Parking lots are finding new life as cities across the U.S. are converting them into residential dwellings.
Key Details
- Some cities struggle to find space for new developments, but some creative thinking could turn parts of the 2 billion parking places in the U.S. into living spaces, Fast Company reports.
- Parking can eat into a significant portion of available land in city limits. Los Angeles County had 200 square miles of parking in 2010. Since then, 20,000 parking spaces have been repurposed.
- While new housing developments do claim much of this repurposed land, other cities are converting these spaces into parks, and in at least one location in San Diego, the land has been restored to a salt marsh, Fast Company reports.
Why it’s news
Parking lots can eat up a significant portion of usable land in a city. In addition to taking up vast tracts of space, asphalt spaces have a negative environmental impact by collecting pollutants such as oil and gas, which can then enter the water supply.
By converting these spaces into usable residential zones, cities can lessen the environmental effect while providing additional housing to residents. More housing has the added benefit of generally lowering housing costs in a given area by increasing supply and driving down prices.
In addition to converting spaces, some cities are removing requirements for parking lots in new construction. In California, for instance, new construction within a certain distance of public transit is no longer required to include parking spaces. This leaves more room for residential or commercial use buildings.
Some examples
Here are a few examples of parking lot conversions completed or planned across the U.S.
- Link Apartments Montford in Charlotte, North Carolina, is a former office parking lot converted into 553 new residential spaces.
- Howard and Irene Levine Senior Community in Los Angeles was a city Department of Transportation parking lot that now houses low-income and homeless seniors in a six-story building complete with underground parking.
- Mason on Mariposa in San Francisco is now home to 300 mixed-use and residential units where there were once 3.4 acres of parking below an existing neighborhood.
- Nohana Hale in Honolulu was formerly an underused parking lot but now features a 16-story apartment building with housing for low-income residents.
- 1742 Shattuck in Berkeley, California, is a car-free community with space for bikes throughout the neighborhood. The apartment building has 68 units for residents.

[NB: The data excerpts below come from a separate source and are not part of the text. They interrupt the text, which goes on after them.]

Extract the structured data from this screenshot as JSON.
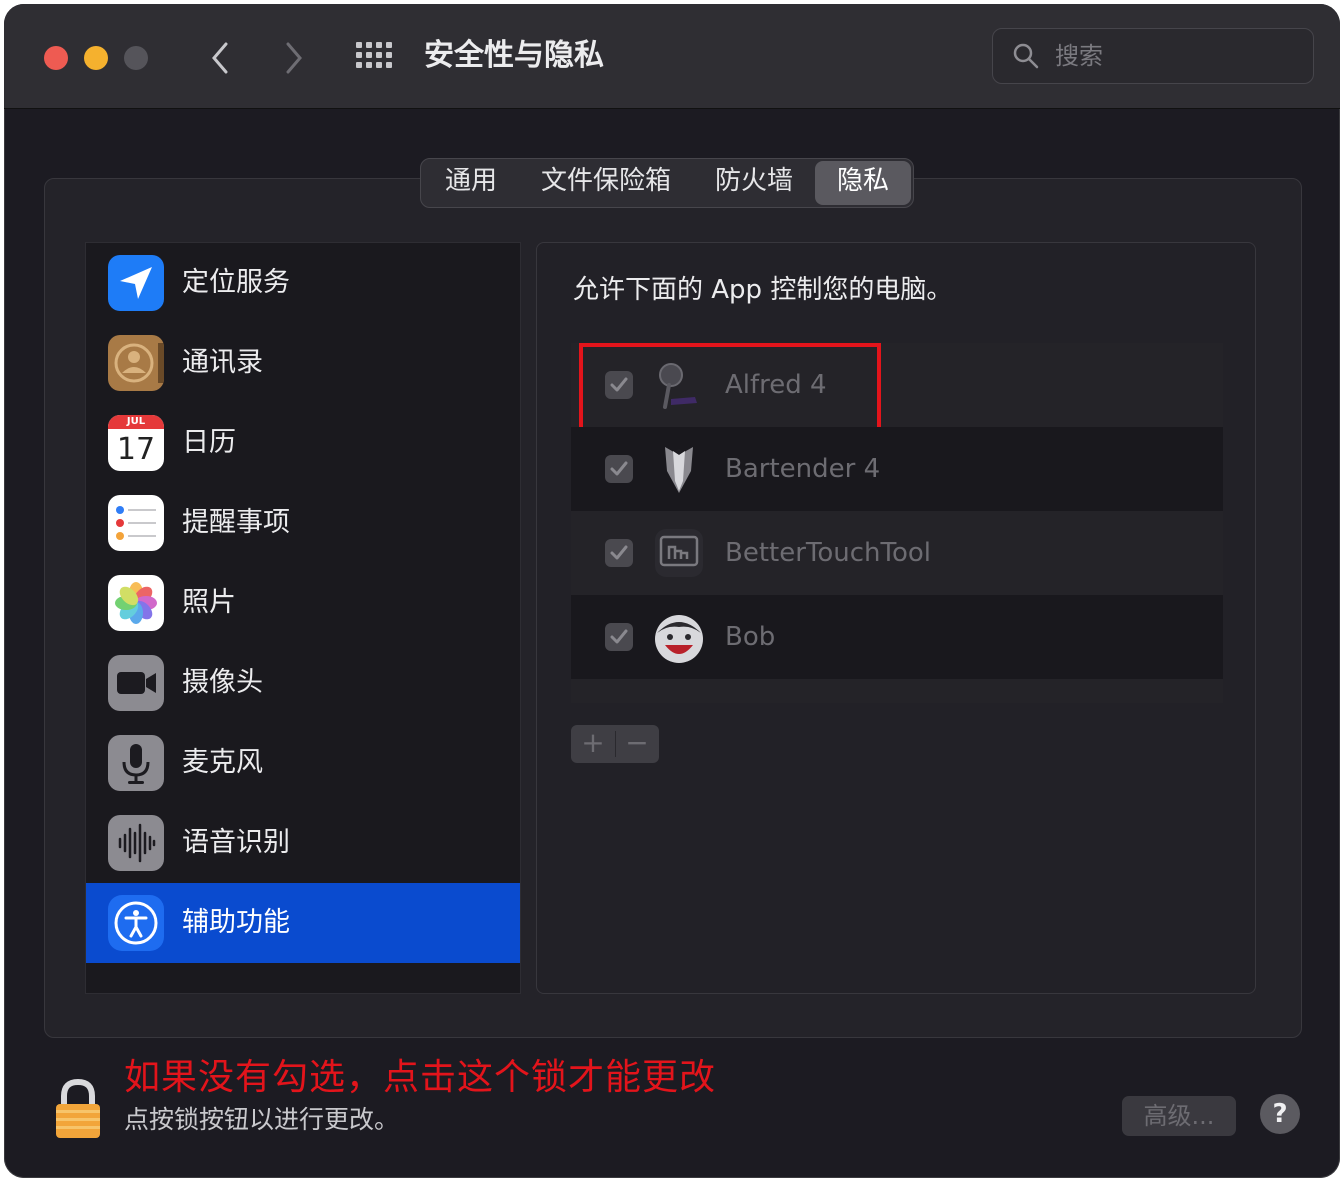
{
  "window": {
    "title": "安全性与隐私"
  },
  "search": {
    "placeholder": "搜索"
  },
  "tabs": [
    {
      "label": "通用",
      "active": false
    },
    {
      "label": "文件保险箱",
      "active": false
    },
    {
      "label": "防火墙",
      "active": false
    },
    {
      "label": "隐私",
      "active": true
    }
  ],
  "sidebar": {
    "items": [
      {
        "label": "定位服务",
        "icon": "location-arrow-icon"
      },
      {
        "label": "通讯录",
        "icon": "contacts-icon"
      },
      {
        "label": "日历",
        "icon": "calendar-icon",
        "month": "JUL",
        "day": "17"
      },
      {
        "label": "提醒事项",
        "icon": "reminders-icon"
      },
      {
        "label": "照片",
        "icon": "photos-icon"
      },
      {
        "label": "摄像头",
        "icon": "camera-icon"
      },
      {
        "label": "麦克风",
        "icon": "microphone-icon"
      },
      {
        "label": "语音识别",
        "icon": "speech-recognition-icon"
      },
      {
        "label": "辅助功能",
        "icon": "accessibility-icon",
        "selected": true
      }
    ]
  },
  "main": {
    "title": "允许下面的 App 控制您的电脑。",
    "apps": [
      {
        "name": "Alfred 4",
        "checked": true,
        "icon": "alfred-icon"
      },
      {
        "name": "Bartender 4",
        "checked": true,
        "icon": "bartender-icon"
      },
      {
        "name": "BetterTouchTool",
        "checked": true,
        "icon": "bettertouchtool-icon"
      },
      {
        "name": "Bob",
        "checked": true,
        "icon": "bob-icon"
      }
    ],
    "add_label": "+",
    "remove_label": "−"
  },
  "footer": {
    "annotation": "如果没有勾选，点击这个锁才能更改",
    "lock_hint": "点按锁按钮以进行更改。",
    "advanced_label": "高级...",
    "help_label": "?"
  },
  "colors": {
    "selection": "#0a4bcf",
    "annotation": "#e3141b"
  }
}
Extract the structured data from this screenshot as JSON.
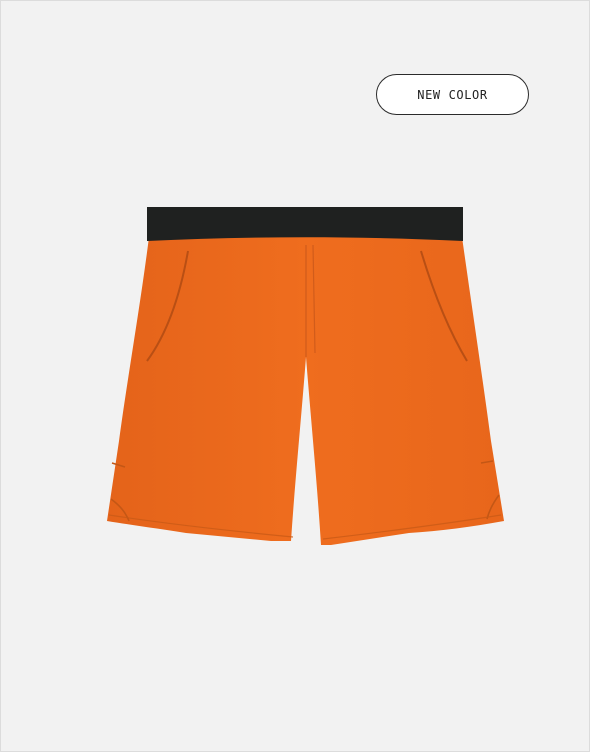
{
  "product_card": {
    "badge_label": "NEW COLOR",
    "image": {
      "subject": "shorts",
      "waistband_color": "#1f2120",
      "fabric_color": "#ec6a1b",
      "background_color": "#f2f2f2"
    }
  }
}
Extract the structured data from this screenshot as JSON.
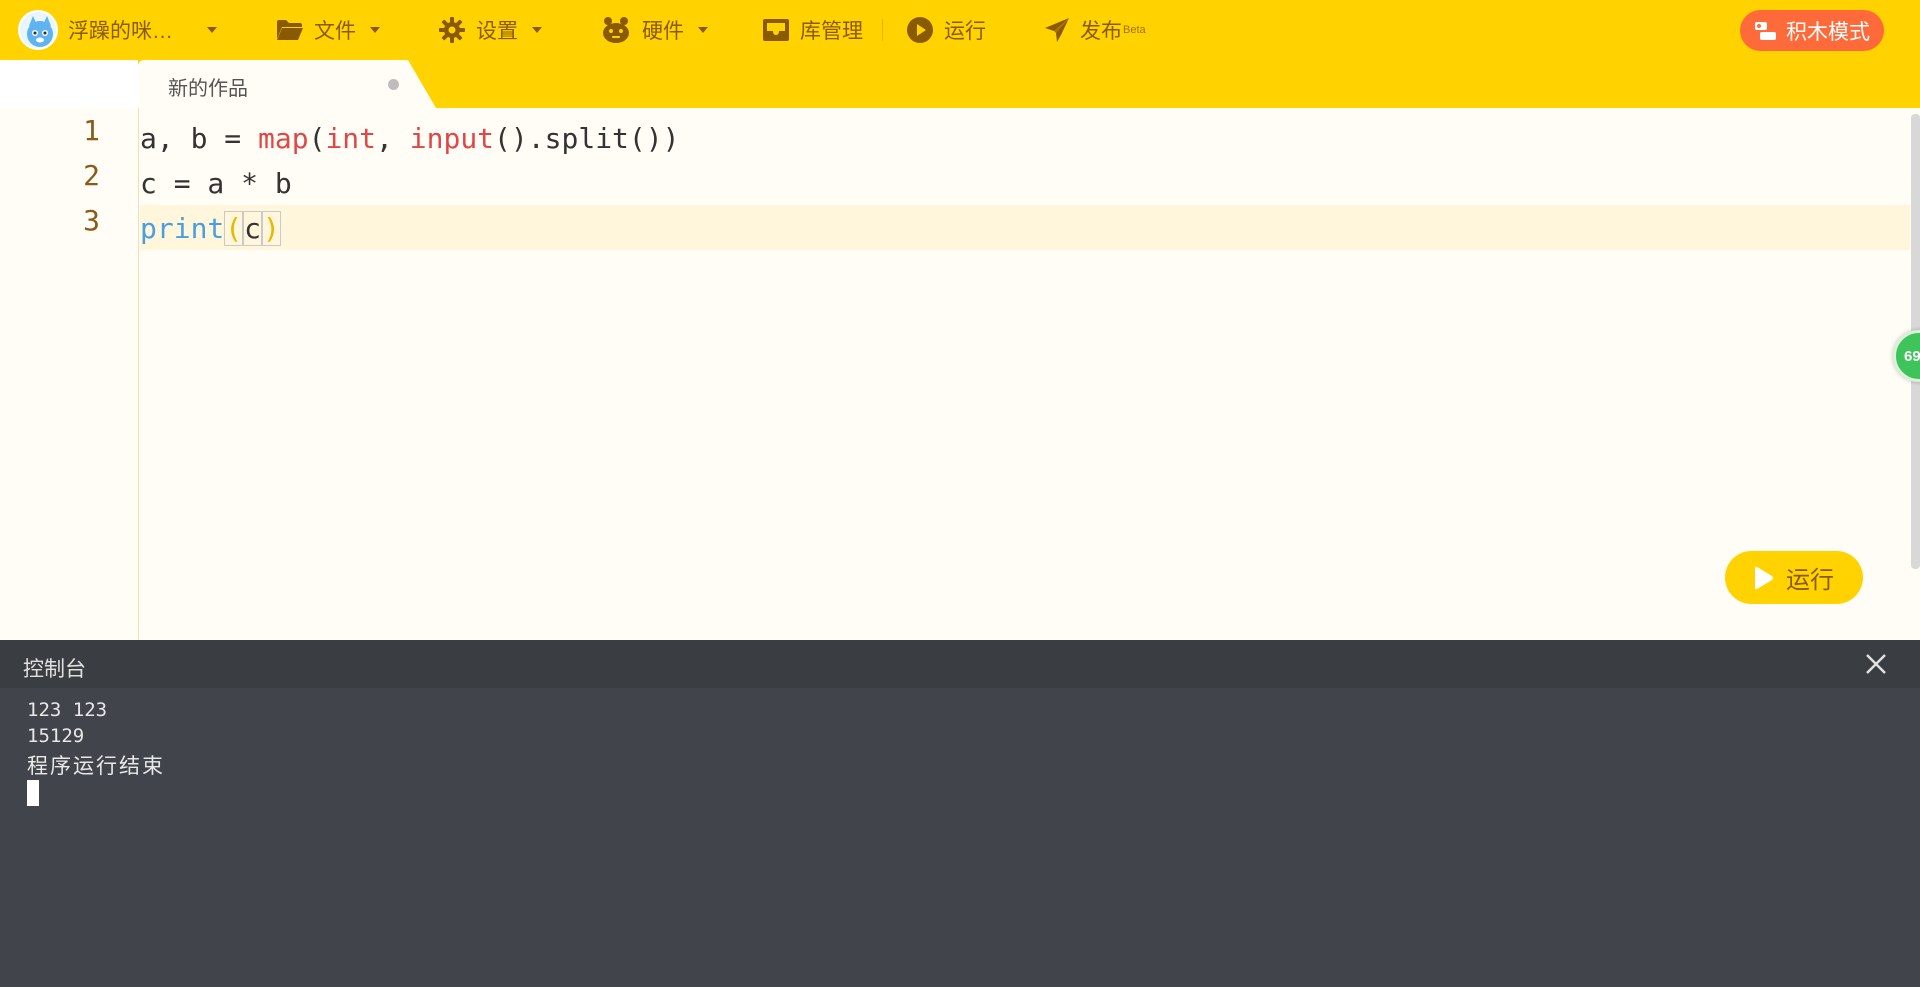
{
  "toolbar": {
    "user_name": "浮躁的咪…",
    "file_label": "文件",
    "settings_label": "设置",
    "hardware_label": "硬件",
    "library_label": "库管理",
    "run_label": "运行",
    "publish_label": "发布",
    "publish_badge": "Beta",
    "block_mode_label": "积木模式"
  },
  "tabs": [
    {
      "label": "新的作品",
      "unsaved": true
    }
  ],
  "editor": {
    "line_numbers": [
      "1",
      "2",
      "3"
    ],
    "lines": [
      "a, b = map(int, input().split())",
      "c = a * b",
      "print(c)"
    ],
    "active_line": 3,
    "floating_badge": "69",
    "run_button_label": "运行"
  },
  "console": {
    "title": "控制台",
    "output": [
      "123 123",
      "15129",
      "程序运行结束"
    ]
  },
  "colors": {
    "toolbar_bg": "#ffd200",
    "accent_orange": "#ff6a3a",
    "keyword_red": "#e04848",
    "keyword_blue": "#4a9ee0",
    "console_bg": "#41444a"
  },
  "icons": [
    "avatar",
    "folder-icon",
    "gear-icon",
    "hardware-icon",
    "library-icon",
    "play-icon",
    "send-icon",
    "block-mode-icon",
    "close-icon"
  ]
}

- Center City Courtyard in Rochester, New York, will be a five-story apartment building with 171 available units for low-income and homeless residents. The project will begin when it gets final funding approval, which is expected later this year.
- Shoreline Place in Shoreline, Washington, will be a converted mall that will soon feature 1,300 residential spaces in a walkable neighborhood.
- The Corcoran in Washington, D.C., was a parking lot but will feature commercial space on the ground floor and five stories above with 35 apartments.
- Passive House Modular Housing in Hamilton, Ontario, will convert a parking lot between two buildings into a modular apartment building.